TL;DR: Think PASCAL for critical and wildly complex life-support systems; operating in the Internet age.
Having spent the last 10 years working in healthcare, I cannot overemphasize the ever growing cataclysm-to-be built upon MUMPS. One might then associate MUMPS the language with Mumps the disease (sans vaccine).
Worldwide, most major Electronic Health Records (EHR) systems are fundamentally based on MUMPS. Since the language largely predates all modern programming and system design principles like logic-data abstraction, imagine the mess created when various clinical applications (i.e. apps for pediatrics vs. oncology vs. pharmacy vs. radiology vs. geriatrics vs. etc.) are independently created and loosely cobbled together into a complex system - duplicative data representation and non-deterministic 'macro' processes/procedures are woefully common.
As cited in the Wikipedia MUMPS page, MUMPS is foundational to the largest EHRs (ref. Top 10 [US] EHR vendors by overall market share. In my opinion, this isn't so much because MUMPS is superior in anyway but because there really is 40+ years of codebase out there; much of it still in use today. Consider the US Indian Health Service (IHS) as example. For FY2014, IHS spent a total of $98M for IT. Although recognizing its own RPMS is hopelessly flawed, the agency estimates a capital investment >$150M and 15+ years to transition to newer technology. All the while, they must maintain and operate the current RPMS for ongoing healthcare delivery. Suffice to say and for the foreseeable future, IHS is hopelessly bound to the incumbent RPMS.

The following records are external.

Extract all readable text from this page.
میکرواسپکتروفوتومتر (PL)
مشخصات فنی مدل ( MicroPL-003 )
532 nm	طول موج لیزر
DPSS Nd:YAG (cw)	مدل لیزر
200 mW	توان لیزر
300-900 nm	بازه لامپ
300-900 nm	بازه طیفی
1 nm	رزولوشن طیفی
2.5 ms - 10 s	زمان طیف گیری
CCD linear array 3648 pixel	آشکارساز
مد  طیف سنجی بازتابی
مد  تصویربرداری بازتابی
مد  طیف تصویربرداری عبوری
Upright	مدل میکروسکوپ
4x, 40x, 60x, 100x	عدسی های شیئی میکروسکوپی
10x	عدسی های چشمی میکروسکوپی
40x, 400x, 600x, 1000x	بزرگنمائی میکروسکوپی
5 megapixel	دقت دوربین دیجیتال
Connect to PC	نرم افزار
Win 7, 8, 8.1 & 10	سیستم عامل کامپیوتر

Meanwhile, "extensions" to MUMPS continue to proliferate. Since MUMPS heralds from the days of text-only dumb terminals, there is no in-language accommodation for graphical user interfaces and the common controls associated with event driven systems. This has led to many language extensions created for presentation 'wrapping' the underlying MUMPS output. And since MUMPS precedes modern design principles, newly minted programmers, admins and integrators must learn everything "from scratch" and, most often, in defiance/conflict of tenets they have been taught. Tenets and principles developed in response to hard lessons learned over the last 40 years of widespread IT experiences. These issues are exacerbated because those with the greatest experience are largely retired (or soon to be) and there are no significant opportunities for educating younger professionals except through other than "real life" - using live/production systems and actual persons' medical information.